Tuning the default analyzers for indexing/searching

Hello,

so far the default settings for analyzers (i.e. they're untouched) worked for me in the general case but starts to show it's shortcomings.

I want to tune certain aspects, e.g. I want to split words on dots which aren't by default:

GET _analyze?text=foo.bar.baz

{
   "tokens": [
      {
         "token": "foo.bar.baz",
         "start_offset": 0,
         "end_offset": 11,
         "type": "<ALPHANUM>",
         "position": 1
      }
   ]
}

I noticed I get this output also when providing an explicit analyzer, e.g. &analyzer=default or &analyzer=standard yields the same result.

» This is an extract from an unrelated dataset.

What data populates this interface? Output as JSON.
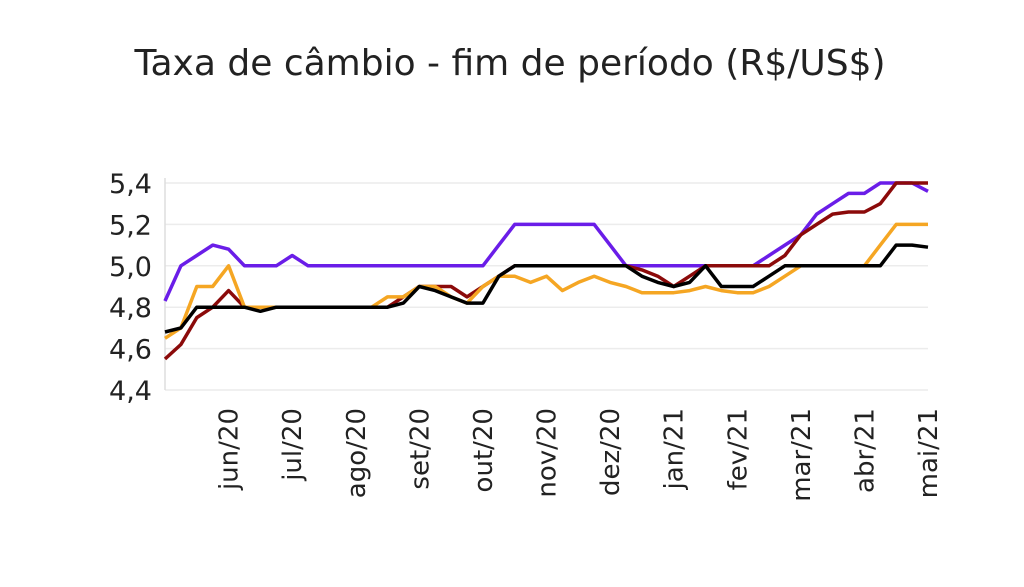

Now, in general it's not problem: the documentation about this is OK and I've experience with it.

Basically, the defaults are fine and I just want to change them "a bit". As such, I want to replicate their current settings of the default/(standard?) analyzer exactly as they are and only adjust the parts I want to change.

I'm looking at Standard Analyzer | Elasticsearch Guide [1.5] | Elastic and I think this might be want I want => but I'm unable to derive what the actual definition of the analyzer is so I could build my custom one.

Or is it possible tune default/standard analyzer? The docs above say e.g. for the "Standard Token Filter":

The standard token filter currently does nothing. It remains as a placeholder in case some filtering function needs to be added in a future version

Does "future" mean I can customize it?

I'm totally fine writing a complete custom analyzer as long as I somehow can verify that the index/search definitions match exactly what is active by default plus the things I want to add. This is important for me as I don't want to mess things up by changing the way things are analyzed in unexpected ways without me noticing it.

thanks for any pointers,

  • Markus

PS: I'm still using 1.5, just waiting for the big 5 release to upgrade :slight_smile:

FTR, my current approach, given the docs, is this setting with which I'm testing now:

{
  "ThatIndex": {
    "settings": {
      "index": {
        "analysis": {
          "analyzer": {
            "default": {
              "filter": [
                "standard",
                "lowercase",
                "stop"
              ],
              "type": "custom",
              "tokenizer": "standard"
            }
          }
        }
      }
    }
  }
}

Your current approach works and can be ported to 5.0 with a few changes. In 1.5 you can specify different default analyzers for search and indexing. See docs for details. Starting with 2.3 this behavior is slightly different though - you no longer have default_index.

To compare the behavior of the old default analyzer and the new custom default analyzer defined for your index, you can use two version of analyzer API. For old (global) default - don't specify the index name:

GET _analyze?text=foo.bar.baz

For the new default analyzer that you specified for your index use

GET ThatIndex/_analyze?text=foo.bar.baz